Wheat for September delivery lost 4¢ to $5.12 a bushel, while Kansas City futures lost 4¢ to $4.22 a bushel.

Soybean futures for November delivery rose ¾¢ to $9.37½ a bushel. Soy meal fell 40¢ to $303.50 a short ton, while soybean oil added 0.36¢ to 31.39¢ a pound.


2. Money Manager Raise Bearish Bets in Corn, Reduce Bullishness in Soybeans

Money managers increased their net-short positions, or bets on lower prices, on corn and reduced their bullish bets on soybeans in the week that ended on October 29, according to the Commodity Futures Trading Commission.

Investors raised their net shorts in corn to 88,118 futures contracts last week, up from 75,186 contracts seven days earlier and the largest bearish position since the week that ended on October 8, the CFTC said in a report.

Speculators reduced their net-long positions, or bets on higher prices, to 65,849 soybean futures contracts, down from 67,172 contracts a week earlier, the agency said.

They may be less more bearish corn and less bullish soybeans as the harvest progresses, though it’s slow-moving and yields are suffering due to adverse weather in parts of the U.S. Midwest.

In wheat, investors increased their net shorts in hard red winter futures to 30,433 contracts last week. That’s up from 27,077 futures contras the previous week and the largest bearish position since October 8.

Money managers held a net-long position of only 7,769 soft red winter wheat futures contracts, down from 21,629 net longs the previous week, the CFTC said.

The Weekly Commitment of Traders Report from the Commodity Futures Trading Commission shows trader positions in futures markets.
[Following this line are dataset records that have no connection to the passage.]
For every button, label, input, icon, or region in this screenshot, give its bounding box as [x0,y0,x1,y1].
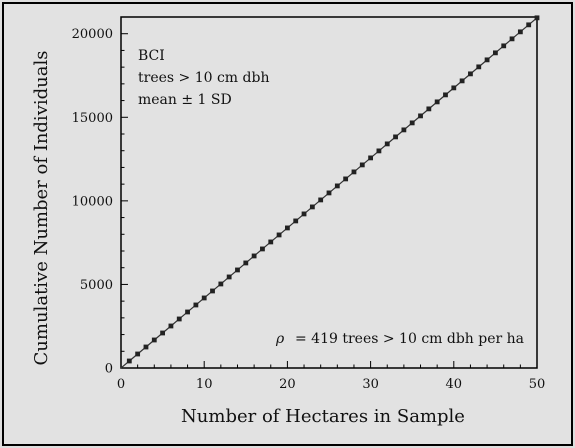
data-point [384,141,390,147]
data-point [243,260,249,266]
data-point [160,330,165,336]
data-point [334,183,340,189]
x-axis: 0 10 20 30 40 50 [117,361,545,392]
data-point [526,22,532,28]
y-axis-title: Cumulative Number of Individuals [31,51,52,366]
data-point [484,57,490,63]
annotation-rho-symbol: ρ [275,331,285,347]
data-point [476,64,482,70]
data-point [409,120,415,126]
data-point [376,148,382,154]
data-point [401,127,407,133]
data-point [201,295,207,301]
data-point [493,50,498,56]
data-point [309,204,315,210]
data-point [418,113,423,119]
data-point [193,302,199,308]
data-point [235,267,240,273]
data-point [260,246,265,252]
data-point [135,351,141,357]
data-point [293,218,299,224]
data-point [534,15,540,21]
annotation-statistic: mean ± 1 SD [138,92,232,108]
data-point [393,134,398,140]
data-point [301,211,307,217]
data-point [226,274,232,280]
data-point [351,169,357,175]
y-tick-label: 15000 [72,111,113,126]
data-point [326,190,332,196]
data-point [126,358,132,364]
data-point [176,316,182,322]
x-tick-label: 30 [362,377,379,392]
x-tick-label: 50 [529,377,546,392]
plot-area [120,16,538,369]
data-point [318,197,324,203]
data-point [185,309,190,315]
data-point [285,225,290,231]
y-tick-label: 10000 [72,194,113,209]
y-tick-label: 0 [105,362,113,377]
data-point [517,29,523,35]
annotation-site: BCI [138,48,165,64]
data-point [359,162,365,168]
data-point [168,323,174,329]
data-series [120,15,540,369]
x-tick-label: 40 [446,377,463,392]
data-point [443,92,448,98]
data-point [276,232,282,238]
data-point [368,155,373,161]
data-point [426,106,432,112]
data-point [143,344,149,350]
data-point [251,253,257,259]
data-point [268,239,274,245]
data-point [218,281,224,287]
data-point [434,99,440,105]
data-point [468,71,473,77]
x-tick-label: 10 [196,377,213,392]
x-axis-title: Number of Hectares in Sample [181,406,465,427]
y-tick-label: 20000 [72,27,113,42]
data-point [343,176,349,182]
y-axis: 0 5000 10000 15000 20000 [72,16,128,377]
x-tick-label: 20 [279,377,296,392]
data-point [501,43,507,49]
annotation-rho: = 419 trees > 10 cm dbh per ha [295,331,524,347]
data-point [459,78,465,84]
data-point [210,288,215,294]
data-point [151,337,157,343]
data-point [451,85,457,91]
plot-border [120,16,538,369]
x-tick-label: 0 [117,377,125,392]
data-point [509,36,515,42]
annotation-criterion: trees > 10 cm dbh [138,70,269,86]
y-tick-label: 5000 [80,278,113,293]
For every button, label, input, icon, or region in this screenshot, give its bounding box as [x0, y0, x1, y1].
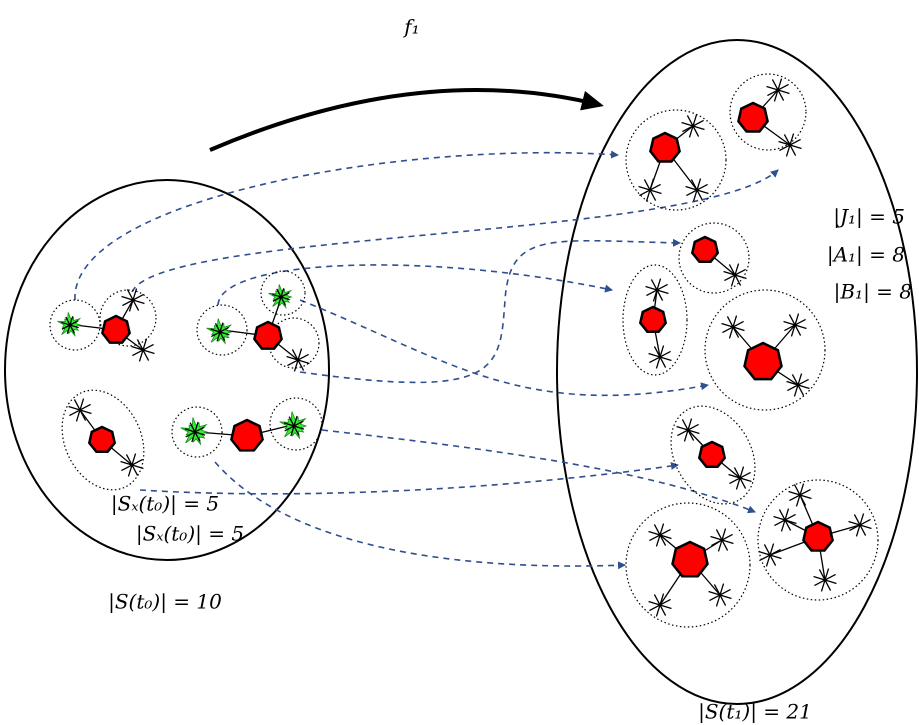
j1-label: |J₁| = 5	[833, 205, 905, 230]
asterisk-vertex	[724, 264, 747, 287]
red-vertex	[692, 237, 717, 262]
red-vertex	[738, 103, 767, 132]
red-vertex	[699, 442, 724, 467]
red-vertex	[640, 307, 665, 332]
s-t1-label: |S(t₁)| = 21	[698, 700, 812, 725]
asterisk-vertex	[779, 134, 802, 157]
sx-label: |Sₓ(t₀)| = 5	[136, 522, 244, 547]
asterisk-vertex	[814, 569, 837, 592]
red-vertex	[254, 322, 281, 349]
asterisk-vertex	[649, 594, 672, 617]
asterisk-vertex	[711, 529, 734, 552]
diagram: f₁ |J₁| = 5 |A₁| = 8 |B₁| = 8 |Sₓ(t₀)| =…	[0, 0, 919, 725]
red-vertex	[231, 420, 262, 450]
b1-label: |B₁| = 8	[834, 280, 912, 305]
a1-label: |A₁| = 8	[827, 243, 905, 268]
asterisk-vertex	[722, 316, 745, 339]
asterisk-vertex	[709, 584, 732, 607]
map-arrow	[210, 90, 600, 150]
red-vertex	[745, 343, 782, 379]
red-vertex	[102, 316, 129, 343]
asterisk-vertex	[287, 349, 310, 372]
red-vertex	[673, 542, 708, 576]
asterisk-vertex	[774, 509, 797, 532]
asterisk-vertex	[849, 514, 872, 537]
red-vertex	[89, 427, 114, 452]
red-vertex	[650, 133, 679, 162]
asterisk-vertex	[729, 467, 752, 490]
map-label: f₁	[402, 15, 419, 39]
red-vertex	[803, 522, 832, 551]
asterisk-vertex	[649, 346, 672, 369]
asterisk-vertex	[646, 279, 669, 302]
set-t1	[557, 40, 917, 704]
asterisk-vertex	[649, 524, 672, 547]
s-t0-label: |S(t₀)| = 10	[108, 590, 222, 615]
asterisk-vertex	[122, 289, 145, 312]
asterisk-vertex	[682, 115, 705, 138]
asterisk-vertex	[69, 399, 92, 422]
asterisk-vertex	[121, 454, 144, 477]
asterisk-vertex	[639, 179, 662, 202]
asterisk-vertex	[789, 484, 812, 507]
sx-label: |Sₓ(t₀)| = 5	[111, 492, 219, 517]
asterisk-vertex	[784, 314, 807, 337]
asterisk-vertex	[686, 179, 709, 202]
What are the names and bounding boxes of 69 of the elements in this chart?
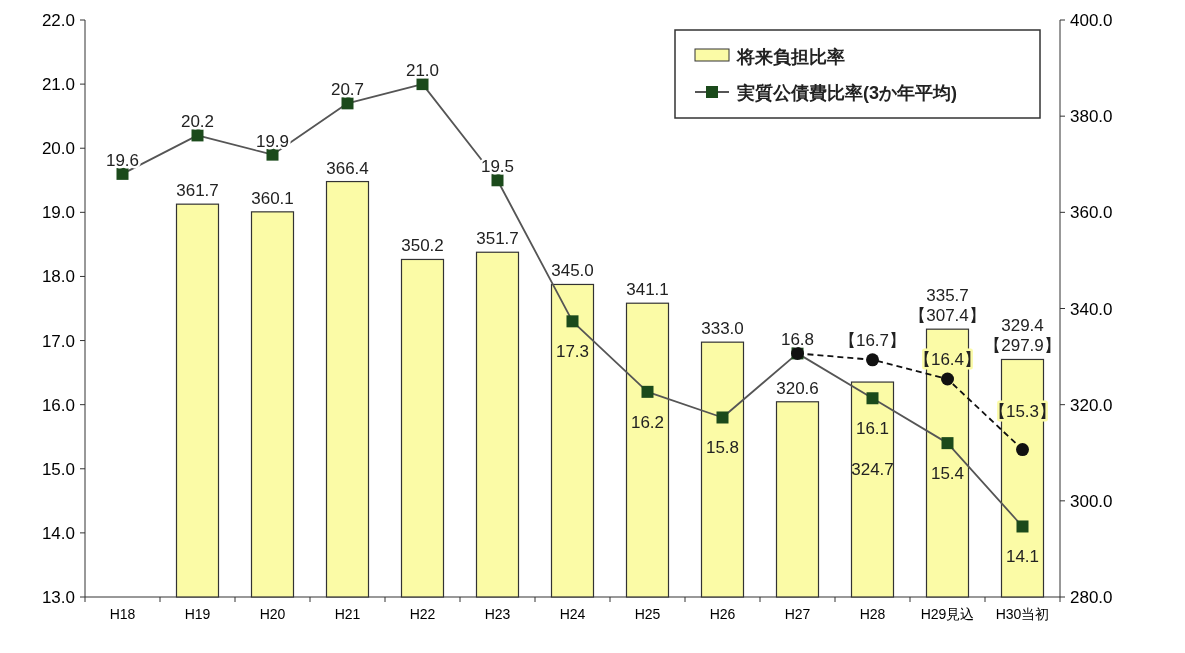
x-tick-label: H26	[709, 606, 736, 622]
point	[1016, 520, 1029, 533]
data-label: 350.2	[401, 236, 444, 256]
data-label: 17.3	[555, 342, 590, 362]
data-label: 21.0	[405, 61, 440, 81]
x-tick-label: H30当初	[995, 606, 1050, 622]
y2-tick-label: 400.0	[1070, 11, 1113, 30]
data-label: 345.0	[551, 261, 594, 281]
point	[341, 97, 354, 110]
y-tick-label: 13.0	[41, 588, 75, 607]
x-tick-label: H25	[634, 606, 661, 622]
data-label: 16.2	[630, 412, 665, 432]
y2-tick-label: 340.0	[1070, 299, 1113, 319]
data-label: 19.6	[105, 150, 140, 170]
data-label: 360.1	[251, 188, 294, 208]
x-tick-label: H28	[859, 606, 886, 622]
y-tick-label: 16.0	[41, 395, 75, 415]
data-label: 【16.7】	[838, 330, 907, 350]
point	[116, 167, 129, 180]
point	[491, 174, 504, 187]
y2-tick-label: 280.0	[1070, 588, 1113, 607]
y-tick-label: 15.0	[41, 459, 75, 479]
y-tick-label: 20.0	[41, 139, 75, 159]
legend-label: 将来負担比率	[736, 47, 845, 67]
point	[716, 411, 729, 424]
x-tick-label: H19	[184, 606, 211, 622]
point	[266, 148, 279, 161]
y2-tick-label: 300.0	[1070, 491, 1113, 511]
data-label: 20.2	[180, 112, 215, 132]
y2-tick-label: 320.0	[1070, 395, 1113, 415]
x-tick-label: H27	[784, 606, 811, 622]
y-tick-label: 18.0	[41, 267, 75, 287]
x-tick-label: H21	[334, 606, 361, 622]
x-tick-label: H29見込	[920, 606, 975, 622]
data-label: 15.8	[705, 438, 740, 458]
data-label: 329.4 【297.9】	[984, 316, 1061, 356]
point	[191, 129, 204, 142]
data-label: 335.7 【307.4】	[909, 286, 986, 326]
y-tick-label: 14.0	[41, 523, 75, 543]
x-tick-label: H24	[559, 606, 586, 622]
y-tick-label: 17.0	[41, 331, 75, 351]
point	[416, 78, 429, 91]
data-label: 333.0	[701, 319, 744, 339]
data-label: 351.7	[476, 229, 519, 249]
data-label: 20.7	[330, 80, 365, 100]
x-tick-label: H20	[259, 606, 286, 622]
data-label: 16.1	[855, 419, 890, 439]
data-label: 320.6	[776, 378, 819, 398]
point	[866, 392, 879, 405]
data-label: 14.1	[1005, 547, 1040, 567]
y2-tick-label: 380.0	[1070, 107, 1113, 127]
point	[566, 315, 579, 328]
legend-label: 実質公債費比率(3か年平均)	[736, 83, 957, 103]
data-label: 341.1	[626, 280, 669, 300]
y-tick-label: 22.0	[41, 11, 75, 30]
y2-tick-label: 360.0	[1070, 203, 1113, 223]
data-label: 361.7	[176, 181, 219, 201]
x-tick-label: H23	[484, 606, 511, 622]
data-label: 15.4	[930, 464, 965, 484]
y-tick-label: 19.0	[41, 203, 75, 223]
y-tick-label: 21.0	[41, 75, 75, 95]
data-label: 16.8	[780, 330, 815, 350]
point	[641, 385, 654, 398]
point	[941, 437, 954, 450]
data-label: 324.7	[851, 460, 894, 480]
data-label: 19.9	[255, 131, 290, 151]
x-tick-label: H22	[409, 606, 436, 622]
data-label: 366.4	[326, 158, 369, 178]
x-tick-label: H18	[109, 606, 136, 622]
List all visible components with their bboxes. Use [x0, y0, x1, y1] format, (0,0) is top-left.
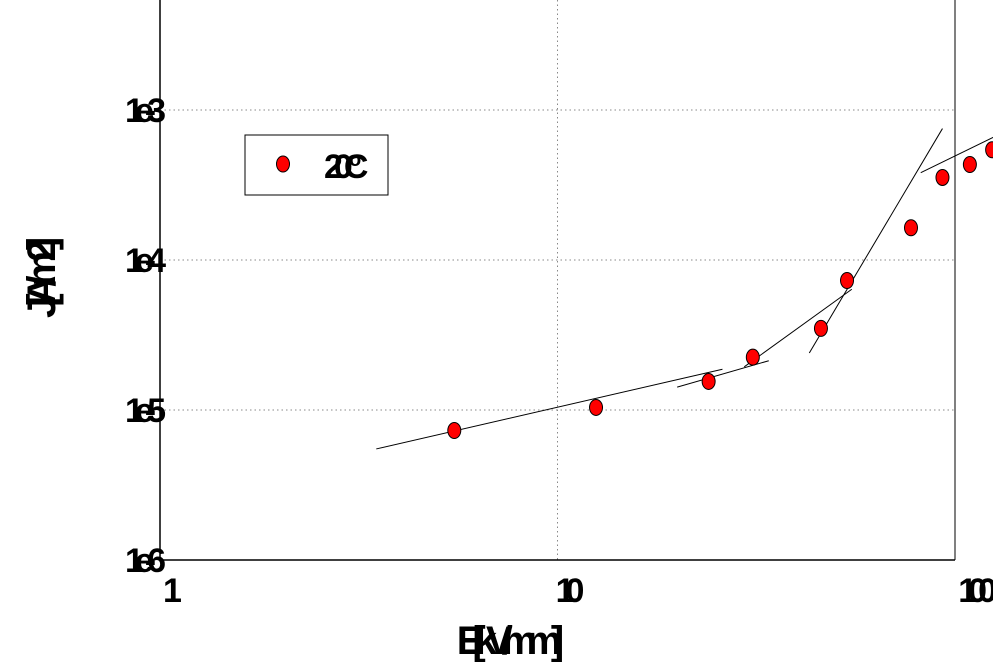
data-point — [745, 348, 760, 366]
data-point — [840, 272, 855, 290]
x-tick-label: 1 — [163, 572, 181, 610]
y-axis-label: J[A/m 2] — [20, 238, 64, 318]
data-point — [447, 422, 462, 440]
fit-line — [376, 368, 723, 450]
legend-marker — [276, 155, 290, 173]
legend-box — [244, 134, 389, 196]
grid-lines — [160, 0, 955, 560]
y-tick-label: 1e-3 — [125, 92, 165, 130]
fit-line — [808, 128, 943, 354]
x-axis-label: E[kV/mm] — [457, 619, 563, 662]
fit-lines — [376, 128, 993, 450]
data-point — [935, 168, 950, 186]
data-point — [701, 372, 716, 390]
y-tick-label: 1e-6 — [125, 542, 165, 580]
data-point — [589, 398, 604, 416]
axes — [159, 0, 956, 561]
fit-line — [743, 288, 853, 368]
x-tick-label: 10 — [556, 572, 584, 610]
y-tick-label: 1e-5 — [125, 392, 165, 430]
data-point — [813, 319, 828, 337]
legend: 20C o — [244, 134, 389, 196]
data-point — [903, 219, 918, 237]
data-point — [962, 156, 977, 174]
data-point — [985, 141, 993, 159]
data-points — [447, 141, 993, 440]
fit-line — [920, 136, 993, 174]
x-tick-labels: 1 10 100 — [163, 572, 993, 610]
x-tick-label: 100 — [958, 572, 993, 610]
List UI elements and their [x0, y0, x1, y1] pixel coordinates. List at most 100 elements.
The report provides positions held by commercial traders, or those using futures to hedge their physical assets; noncommercial traders, or money managers (also called large speculators); and nonreportables, or small speculators.

A net-long position indicates more traders are betting on higher prices, while a net-short position means more are betting futures will decline.


3. Light Snow May Fall in Parts of Eastern Nebraska, Fire Danger in Kansas, Oklahoma Today

Light snow may fall in parts of eastern Nebraska and western Iowa today, while flooding continues on several rivers and tributaries in the region, according to the National Weather Service.

Snowfall is expected to be light in the region with accumulations expected to be less than an inch, the NWS said in a report early this morning.

Flooding, however, continues to be a problem – as it has for much of the year – along the Missouri River and several of its tributaries.

Farther south, overly dry weather is forecast from central Kansas into northeastern Oklahoma where the danger of grass fires is high, the agency said.

“Marginally (to) very high grassland fire danger is expected this afternoon across portions of the Flint Hills,” the NWS said. “Please be mindful of outdoor burning or anything that can cause sparks.”